Ces modifications se fondent par ailleurs sur l’art. 29, al. 1, Cst. et l’art. 6, ch. 1, CEDH. Les requérants et les opposants aux projets d’installations d’exploitation des énergies renouvelables ont le droit, dans le cadre d’une procédure équitable, d’obtenir une protection juridique efficace dans un délai raisonnable.17
L’art. 71c, al. 1, let. a et b affecte l’autonomie des cantons en matière d’organisation et de procédure (art. 47, al. 2, Cst.) et a aussi des conséquences pour les communes (art. 50, al. 2, Cst.). L’autonomie cantonale en matière d’organisation et de procédure n’est pas absolue et peut être limitée en présence de motifs suffisamment importants, d’après la pratique et la doctrine.18 L’atteinte limitée dans le temps est admissible et justifiée au regard de la situation en matière d’approvisionnement, de la durée des procédures et de la réalisation des objectifs de la loi sur l’énergie.
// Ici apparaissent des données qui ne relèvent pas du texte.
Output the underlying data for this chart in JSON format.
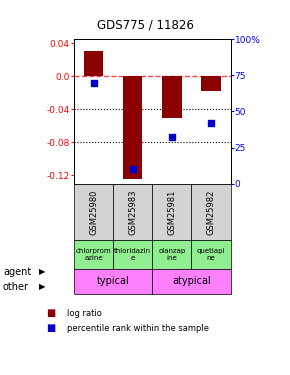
{
  "title": "GDS775 / 11826",
  "samples": [
    "GSM25980",
    "GSM25983",
    "GSM25981",
    "GSM25982"
  ],
  "log_ratios": [
    0.031,
    -0.125,
    -0.05,
    -0.018
  ],
  "percentile_ranks": [
    70,
    10,
    32,
    42
  ],
  "ylim_left": [
    -0.13,
    0.045
  ],
  "ylim_right": [
    0,
    100
  ],
  "yticks_left": [
    0.04,
    0.0,
    -0.04,
    -0.08,
    -0.12
  ],
  "yticks_right": [
    100,
    75,
    50,
    25,
    0
  ],
  "agents": [
    "chlorprom\nazine",
    "thioridazin\ne",
    "olanzap\nine",
    "quetiapi\nne"
  ],
  "other_color": "#FF80FF",
  "agent_color": "#90EE90",
  "bar_color": "#8B0000",
  "dot_color": "#0000CD",
  "zero_line_color": "#FF4444",
  "grid_color": "#000000",
  "bar_width": 0.5,
  "sample_bg_color": "#D3D3D3"
}
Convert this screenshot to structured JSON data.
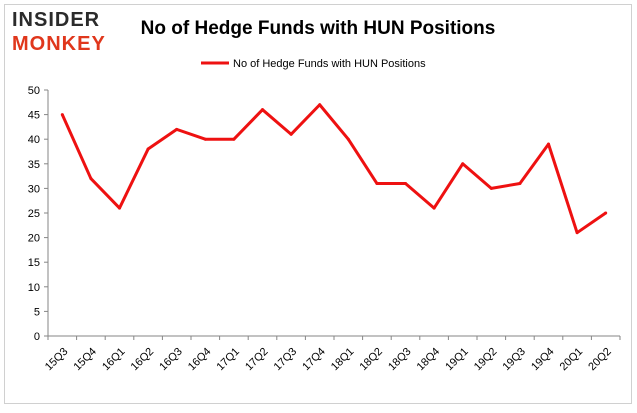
{
  "logo": {
    "line1": "INSIDER",
    "line2": "MONKEY"
  },
  "chart_data": {
    "type": "line",
    "title": "No of Hedge Funds with HUN Positions",
    "xlabel": "",
    "ylabel": "",
    "categories": [
      "15Q3",
      "15Q4",
      "16Q1",
      "16Q2",
      "16Q3",
      "16Q4",
      "17Q1",
      "17Q2",
      "17Q3",
      "17Q4",
      "18Q1",
      "18Q2",
      "18Q3",
      "18Q4",
      "19Q1",
      "19Q2",
      "19Q3",
      "19Q4",
      "20Q1",
      "20Q2"
    ],
    "series": [
      {
        "name": "No of Hedge Funds with HUN  Positions",
        "values": [
          45,
          32,
          26,
          38,
          42,
          40,
          40,
          46,
          41,
          47,
          40,
          31,
          31,
          26,
          35,
          30,
          31,
          39,
          21,
          25
        ]
      }
    ],
    "ylim": [
      0,
      50
    ],
    "yticks": [
      0,
      5,
      10,
      15,
      20,
      25,
      30,
      35,
      40,
      45,
      50
    ],
    "grid": false,
    "legend": "top-center",
    "colors": {
      "line": "#ee1111",
      "axis": "#868686",
      "text": "#000000",
      "logo_dark": "#2b2b2b",
      "logo_red": "#e0371c"
    }
  }
}
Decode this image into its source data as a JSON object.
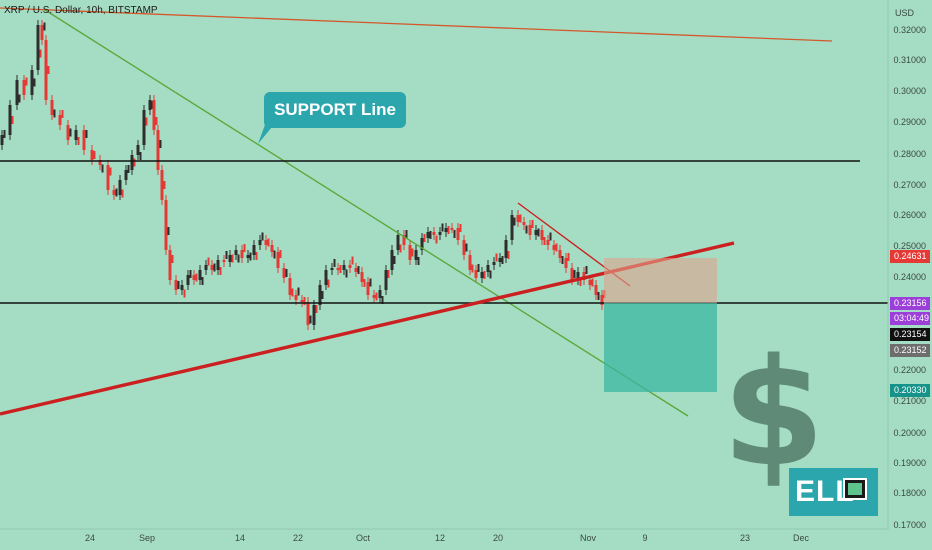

5.2 Compatibilité avec les obligations internationales de la Suisse
Le projet est compatible avec les obligations internationales de la Suisse.
5.3 Forme de l’acte à adopter
Comme il s’agit de modifications importantes qui fixent des règles de droit, il convient d’édicter ces dispositions sous la forme d’une loi fédérale, conformément à l’art. 164, al. 1, Cst. La compétence de l’Assemblée fédérale découle de l’art. 163, al. 1, Cst. L’acte est sujet au référendum facultatif (art. 141, al. 1, let. a, Cst.)
5.4 Frein aux dépenses
Le projet ne contient pas de dispositions relatives aux subventions et ne prévoit ni crédits d’engagement ni plafonds de dépenses. Il n’est donc pas soumis au frein aux dépenses (art. 159, al. 3, let. b, Cst.).
5.5 Conformité à la loi sur les subventions
Le projet ne contient pas de dispositions légales relatives à des subventions ni ne prévoit de demandes de crédits d’engagement ou de plafond de dépenses. Les principes établis dans la loi sur les subventions ne s’appliquent donc pas dans le cas présent.
5.6 Délégation de compétences législatives
Le projet ne prévoit aucune nouvelle norme de délégation qui habiliterait à l’édiction de réglementations au niveau des ordonnances du Conseil fédéral.
5.7 Protection des données
Le projet n’a aucune pertinence du point de vue de la protection des données.